An exhibition reveals how Dr Johnson faced the prospect of dying. Kate Chisholm reports

issue 04 October 2003

The last days of the great essayist and dictionary-maker Dr Johnson were recorded in vivid detail by his biographer, James Boswell. Breathless and in pain, Johnson, aged 75, prepared himself for death with admirable courage. He had been plagued all his life by a fear of the dark, by the insomniac’s dread of not waking up; a dread made sharper by his fervent belief in Purgatory, Hell and the Day of Judgment.

For Johnson, religion was no panacea and the prospect of death was appalling. And yet, with characteristic moral strength, he also contemplated his approaching demise with rational detachment.

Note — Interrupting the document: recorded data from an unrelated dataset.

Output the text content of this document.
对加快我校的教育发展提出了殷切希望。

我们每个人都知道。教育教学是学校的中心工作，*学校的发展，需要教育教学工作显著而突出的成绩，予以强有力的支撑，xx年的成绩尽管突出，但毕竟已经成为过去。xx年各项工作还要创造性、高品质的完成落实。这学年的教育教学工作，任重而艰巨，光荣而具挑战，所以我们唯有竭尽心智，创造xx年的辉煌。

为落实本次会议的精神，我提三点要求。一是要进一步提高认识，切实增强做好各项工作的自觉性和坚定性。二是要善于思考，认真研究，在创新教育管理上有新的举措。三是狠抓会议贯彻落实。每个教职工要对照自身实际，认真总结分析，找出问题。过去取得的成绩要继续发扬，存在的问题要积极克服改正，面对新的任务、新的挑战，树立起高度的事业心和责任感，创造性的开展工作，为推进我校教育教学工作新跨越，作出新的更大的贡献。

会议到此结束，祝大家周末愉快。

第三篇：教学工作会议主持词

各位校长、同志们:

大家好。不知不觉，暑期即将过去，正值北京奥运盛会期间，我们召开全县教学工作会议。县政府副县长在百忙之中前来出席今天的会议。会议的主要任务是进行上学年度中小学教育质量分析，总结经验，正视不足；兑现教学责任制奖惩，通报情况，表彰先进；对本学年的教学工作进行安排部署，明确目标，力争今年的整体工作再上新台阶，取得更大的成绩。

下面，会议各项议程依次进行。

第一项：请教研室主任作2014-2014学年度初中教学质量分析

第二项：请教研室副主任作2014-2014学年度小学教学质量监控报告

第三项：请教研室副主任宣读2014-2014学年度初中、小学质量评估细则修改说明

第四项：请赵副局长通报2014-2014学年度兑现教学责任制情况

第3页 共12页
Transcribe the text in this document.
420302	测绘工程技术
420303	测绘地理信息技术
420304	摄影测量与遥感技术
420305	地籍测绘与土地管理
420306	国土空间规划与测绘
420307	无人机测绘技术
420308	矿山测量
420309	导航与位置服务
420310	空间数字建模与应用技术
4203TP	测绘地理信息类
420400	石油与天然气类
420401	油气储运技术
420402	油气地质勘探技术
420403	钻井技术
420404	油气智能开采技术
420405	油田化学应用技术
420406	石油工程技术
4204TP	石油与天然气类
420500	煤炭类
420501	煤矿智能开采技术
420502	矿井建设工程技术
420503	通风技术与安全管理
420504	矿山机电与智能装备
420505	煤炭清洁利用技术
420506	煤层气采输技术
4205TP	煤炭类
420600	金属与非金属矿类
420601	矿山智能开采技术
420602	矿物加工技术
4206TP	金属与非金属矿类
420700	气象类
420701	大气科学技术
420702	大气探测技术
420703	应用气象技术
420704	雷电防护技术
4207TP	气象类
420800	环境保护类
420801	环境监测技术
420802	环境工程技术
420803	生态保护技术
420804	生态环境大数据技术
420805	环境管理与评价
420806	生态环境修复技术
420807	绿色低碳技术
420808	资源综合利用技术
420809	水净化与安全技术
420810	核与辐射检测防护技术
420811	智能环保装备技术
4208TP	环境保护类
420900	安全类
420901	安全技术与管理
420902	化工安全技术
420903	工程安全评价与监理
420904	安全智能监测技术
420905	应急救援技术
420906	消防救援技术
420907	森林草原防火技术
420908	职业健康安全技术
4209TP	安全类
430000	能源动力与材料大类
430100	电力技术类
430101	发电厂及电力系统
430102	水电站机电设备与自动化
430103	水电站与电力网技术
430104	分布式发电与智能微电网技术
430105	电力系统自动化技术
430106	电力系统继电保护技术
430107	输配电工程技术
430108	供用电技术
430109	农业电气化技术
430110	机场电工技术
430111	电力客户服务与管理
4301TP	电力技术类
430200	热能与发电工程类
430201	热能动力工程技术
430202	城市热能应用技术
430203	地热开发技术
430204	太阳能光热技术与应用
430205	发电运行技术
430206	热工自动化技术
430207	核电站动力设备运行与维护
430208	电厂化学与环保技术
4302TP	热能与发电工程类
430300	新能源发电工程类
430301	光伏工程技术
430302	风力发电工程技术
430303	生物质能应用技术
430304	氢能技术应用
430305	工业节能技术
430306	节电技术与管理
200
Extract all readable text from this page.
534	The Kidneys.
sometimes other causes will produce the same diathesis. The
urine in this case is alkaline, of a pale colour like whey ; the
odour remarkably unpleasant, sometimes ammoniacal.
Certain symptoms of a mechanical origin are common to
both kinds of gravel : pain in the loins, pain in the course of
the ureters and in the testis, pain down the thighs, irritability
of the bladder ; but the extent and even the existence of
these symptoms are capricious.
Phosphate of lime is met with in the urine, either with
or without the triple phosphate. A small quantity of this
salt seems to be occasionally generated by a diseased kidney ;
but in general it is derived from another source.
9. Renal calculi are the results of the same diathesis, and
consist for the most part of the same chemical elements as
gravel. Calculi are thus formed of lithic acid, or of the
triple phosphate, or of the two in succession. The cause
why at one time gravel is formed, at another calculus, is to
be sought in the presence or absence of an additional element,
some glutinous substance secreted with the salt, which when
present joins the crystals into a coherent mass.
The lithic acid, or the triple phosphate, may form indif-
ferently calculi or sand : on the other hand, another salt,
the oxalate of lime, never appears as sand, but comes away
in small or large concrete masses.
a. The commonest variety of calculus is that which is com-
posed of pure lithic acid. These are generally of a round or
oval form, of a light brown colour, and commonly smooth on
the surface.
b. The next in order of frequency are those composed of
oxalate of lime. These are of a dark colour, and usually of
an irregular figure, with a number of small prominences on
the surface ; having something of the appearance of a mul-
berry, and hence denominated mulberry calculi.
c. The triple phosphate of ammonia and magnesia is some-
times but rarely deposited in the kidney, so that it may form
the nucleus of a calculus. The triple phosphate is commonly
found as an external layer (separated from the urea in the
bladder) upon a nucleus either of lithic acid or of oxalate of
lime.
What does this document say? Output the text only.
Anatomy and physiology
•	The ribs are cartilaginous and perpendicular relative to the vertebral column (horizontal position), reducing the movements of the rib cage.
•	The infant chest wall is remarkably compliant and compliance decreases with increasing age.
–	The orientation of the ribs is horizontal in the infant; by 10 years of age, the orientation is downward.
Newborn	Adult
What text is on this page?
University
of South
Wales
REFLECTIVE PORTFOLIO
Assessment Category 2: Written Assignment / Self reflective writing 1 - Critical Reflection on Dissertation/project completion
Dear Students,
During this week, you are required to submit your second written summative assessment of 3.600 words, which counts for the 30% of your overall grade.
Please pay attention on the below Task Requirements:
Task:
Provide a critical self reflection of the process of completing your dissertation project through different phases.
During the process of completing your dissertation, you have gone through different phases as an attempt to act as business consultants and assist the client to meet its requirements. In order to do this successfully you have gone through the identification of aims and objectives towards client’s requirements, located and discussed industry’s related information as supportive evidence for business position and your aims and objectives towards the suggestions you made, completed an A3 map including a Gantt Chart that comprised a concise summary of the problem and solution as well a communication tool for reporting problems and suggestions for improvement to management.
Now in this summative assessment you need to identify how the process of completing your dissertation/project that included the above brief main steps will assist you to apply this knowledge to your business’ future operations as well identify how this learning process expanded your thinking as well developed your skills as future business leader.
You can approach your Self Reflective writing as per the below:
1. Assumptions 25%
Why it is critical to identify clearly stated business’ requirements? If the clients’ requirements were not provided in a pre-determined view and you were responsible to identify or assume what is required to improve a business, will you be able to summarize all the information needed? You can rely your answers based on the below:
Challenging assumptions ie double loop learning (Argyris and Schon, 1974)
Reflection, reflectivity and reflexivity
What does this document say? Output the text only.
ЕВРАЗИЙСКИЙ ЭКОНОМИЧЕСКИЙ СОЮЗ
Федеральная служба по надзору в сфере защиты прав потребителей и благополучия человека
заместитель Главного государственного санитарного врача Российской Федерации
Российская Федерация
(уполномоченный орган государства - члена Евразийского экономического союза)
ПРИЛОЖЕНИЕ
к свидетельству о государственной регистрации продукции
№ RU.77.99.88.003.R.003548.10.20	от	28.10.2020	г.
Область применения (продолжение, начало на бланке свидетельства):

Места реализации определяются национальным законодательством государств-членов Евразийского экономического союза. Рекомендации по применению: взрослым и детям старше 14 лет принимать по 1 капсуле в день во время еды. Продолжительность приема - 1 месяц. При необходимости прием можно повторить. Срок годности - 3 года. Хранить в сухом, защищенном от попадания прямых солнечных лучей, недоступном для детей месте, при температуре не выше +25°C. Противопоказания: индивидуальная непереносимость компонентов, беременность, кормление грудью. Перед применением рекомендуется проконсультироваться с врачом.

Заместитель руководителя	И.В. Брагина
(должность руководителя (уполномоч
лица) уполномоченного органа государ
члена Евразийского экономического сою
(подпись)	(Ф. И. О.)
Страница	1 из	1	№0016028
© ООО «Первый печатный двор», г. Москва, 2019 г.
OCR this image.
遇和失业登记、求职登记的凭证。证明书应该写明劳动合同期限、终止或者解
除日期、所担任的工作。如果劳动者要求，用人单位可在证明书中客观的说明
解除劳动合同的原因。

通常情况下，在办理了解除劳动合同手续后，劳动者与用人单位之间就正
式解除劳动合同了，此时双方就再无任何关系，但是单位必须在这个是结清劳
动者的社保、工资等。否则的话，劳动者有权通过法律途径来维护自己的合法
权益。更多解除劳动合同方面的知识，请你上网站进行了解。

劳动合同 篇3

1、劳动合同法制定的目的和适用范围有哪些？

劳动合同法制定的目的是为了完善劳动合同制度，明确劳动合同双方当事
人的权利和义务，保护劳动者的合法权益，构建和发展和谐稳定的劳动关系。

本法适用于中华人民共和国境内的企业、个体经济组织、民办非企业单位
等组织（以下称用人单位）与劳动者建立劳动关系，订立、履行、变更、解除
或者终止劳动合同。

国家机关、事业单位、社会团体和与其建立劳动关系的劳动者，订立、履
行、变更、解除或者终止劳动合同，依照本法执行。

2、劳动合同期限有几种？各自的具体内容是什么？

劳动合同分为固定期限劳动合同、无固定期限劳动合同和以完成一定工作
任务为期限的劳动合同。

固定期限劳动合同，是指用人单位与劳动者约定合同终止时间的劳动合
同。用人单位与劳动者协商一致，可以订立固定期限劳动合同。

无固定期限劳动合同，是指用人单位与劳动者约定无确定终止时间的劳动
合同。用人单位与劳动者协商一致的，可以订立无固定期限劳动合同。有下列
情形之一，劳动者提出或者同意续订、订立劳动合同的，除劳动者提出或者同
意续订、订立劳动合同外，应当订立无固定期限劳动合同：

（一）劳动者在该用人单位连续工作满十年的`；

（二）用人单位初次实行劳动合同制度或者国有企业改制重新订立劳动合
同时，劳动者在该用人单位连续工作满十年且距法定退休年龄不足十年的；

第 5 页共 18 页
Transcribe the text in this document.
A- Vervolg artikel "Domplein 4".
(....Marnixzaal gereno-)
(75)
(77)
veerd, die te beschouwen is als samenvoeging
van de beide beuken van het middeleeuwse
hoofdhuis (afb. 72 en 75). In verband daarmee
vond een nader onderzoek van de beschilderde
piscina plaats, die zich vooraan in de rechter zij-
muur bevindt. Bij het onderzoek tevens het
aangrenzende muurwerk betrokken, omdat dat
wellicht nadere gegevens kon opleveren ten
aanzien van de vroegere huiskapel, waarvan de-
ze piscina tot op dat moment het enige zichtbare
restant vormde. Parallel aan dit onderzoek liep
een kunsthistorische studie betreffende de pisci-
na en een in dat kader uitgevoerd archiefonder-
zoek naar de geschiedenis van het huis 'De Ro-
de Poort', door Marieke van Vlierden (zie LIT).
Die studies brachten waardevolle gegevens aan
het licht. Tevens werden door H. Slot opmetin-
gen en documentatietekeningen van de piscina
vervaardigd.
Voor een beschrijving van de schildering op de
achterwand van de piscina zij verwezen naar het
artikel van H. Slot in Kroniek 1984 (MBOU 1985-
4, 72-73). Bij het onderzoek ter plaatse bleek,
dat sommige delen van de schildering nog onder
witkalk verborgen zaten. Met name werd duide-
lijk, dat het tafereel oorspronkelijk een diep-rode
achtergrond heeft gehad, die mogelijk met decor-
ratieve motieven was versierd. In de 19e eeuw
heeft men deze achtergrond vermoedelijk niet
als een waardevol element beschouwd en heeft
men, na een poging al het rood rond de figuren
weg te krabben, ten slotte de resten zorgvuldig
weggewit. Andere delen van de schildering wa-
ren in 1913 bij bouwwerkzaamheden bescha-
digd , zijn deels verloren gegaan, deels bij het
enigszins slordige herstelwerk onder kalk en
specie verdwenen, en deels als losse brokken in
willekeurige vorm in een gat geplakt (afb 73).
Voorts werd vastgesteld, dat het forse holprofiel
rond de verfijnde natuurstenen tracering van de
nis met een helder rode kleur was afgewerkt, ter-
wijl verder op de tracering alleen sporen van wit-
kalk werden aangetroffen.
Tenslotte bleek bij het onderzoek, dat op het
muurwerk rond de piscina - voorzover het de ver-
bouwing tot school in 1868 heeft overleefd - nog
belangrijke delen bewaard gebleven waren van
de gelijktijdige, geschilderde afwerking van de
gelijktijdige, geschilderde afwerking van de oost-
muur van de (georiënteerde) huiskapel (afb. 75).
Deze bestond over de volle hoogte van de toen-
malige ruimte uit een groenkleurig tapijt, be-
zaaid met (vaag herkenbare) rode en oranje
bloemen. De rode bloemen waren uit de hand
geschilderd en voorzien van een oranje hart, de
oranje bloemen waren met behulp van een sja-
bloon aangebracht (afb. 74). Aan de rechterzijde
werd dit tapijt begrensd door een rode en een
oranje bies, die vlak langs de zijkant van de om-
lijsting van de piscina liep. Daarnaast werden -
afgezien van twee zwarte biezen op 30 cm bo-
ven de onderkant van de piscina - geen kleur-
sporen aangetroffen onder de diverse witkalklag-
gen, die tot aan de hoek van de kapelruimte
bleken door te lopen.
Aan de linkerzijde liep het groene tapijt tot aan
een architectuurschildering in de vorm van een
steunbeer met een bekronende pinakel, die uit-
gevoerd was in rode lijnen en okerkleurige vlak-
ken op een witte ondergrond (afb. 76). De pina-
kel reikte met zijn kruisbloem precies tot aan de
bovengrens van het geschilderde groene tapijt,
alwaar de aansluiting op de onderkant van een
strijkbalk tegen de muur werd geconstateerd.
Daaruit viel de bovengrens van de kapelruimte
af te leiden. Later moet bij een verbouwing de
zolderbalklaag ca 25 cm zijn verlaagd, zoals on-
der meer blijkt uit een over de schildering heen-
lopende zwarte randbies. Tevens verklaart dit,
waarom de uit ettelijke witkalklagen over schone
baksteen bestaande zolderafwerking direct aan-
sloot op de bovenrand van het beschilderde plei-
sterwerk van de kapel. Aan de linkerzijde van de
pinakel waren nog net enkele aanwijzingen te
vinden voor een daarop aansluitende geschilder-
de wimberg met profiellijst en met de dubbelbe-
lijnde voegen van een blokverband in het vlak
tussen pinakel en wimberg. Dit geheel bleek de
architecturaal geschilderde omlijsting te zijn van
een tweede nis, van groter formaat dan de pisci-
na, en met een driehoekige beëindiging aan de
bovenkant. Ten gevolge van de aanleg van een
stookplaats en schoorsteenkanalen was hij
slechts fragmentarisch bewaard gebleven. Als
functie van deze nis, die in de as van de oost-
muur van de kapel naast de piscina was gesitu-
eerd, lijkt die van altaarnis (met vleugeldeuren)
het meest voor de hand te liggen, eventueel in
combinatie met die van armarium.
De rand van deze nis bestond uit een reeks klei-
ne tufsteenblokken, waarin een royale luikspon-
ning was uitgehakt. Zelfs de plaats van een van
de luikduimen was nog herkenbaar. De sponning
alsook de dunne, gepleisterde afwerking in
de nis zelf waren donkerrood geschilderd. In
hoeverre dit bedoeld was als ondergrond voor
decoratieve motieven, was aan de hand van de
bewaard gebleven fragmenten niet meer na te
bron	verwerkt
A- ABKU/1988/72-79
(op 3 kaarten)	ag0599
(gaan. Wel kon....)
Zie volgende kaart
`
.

He asked his physician, Dr Brocklesby, to tell him plainly whether or not he would recover. When told that it would take a miracle, Johnson replied, ‘Then, I will take no more physick, not even my opiates; for I have prayed that I may render up my soul to God unclouded.’

At seven o’clock, in the deep, dank darkness of a December evening, he died, watched over by his manservant Francis Barber and by Mrs Desmoulins, the last remaining female member of his mismatched household. But, as a new exhibition at Dr Johnson’s House in London reveals, by the morning of the second day, his body had been carried down the stairs of No. 8 Bolt Court and into a waiting cart. Anyone who had followed the cart would have seen that it was driven up the Strand and beyond Covent Garden to the yard of a house in Great Windmill Street. No plaque advertised the house’s business, but this was William Hunter’s school of anatomy, where student surgeons were instructed in the art of dissection.

On display in The Tyranny of Treatment: Samuel Johnson, His Friends and Georgian Medicine is the autopsy report. We discover that the body was ‘opened’, in the presence of his surgeon William Cruikshank and other doctors who had witnessed Johnson’s last illness.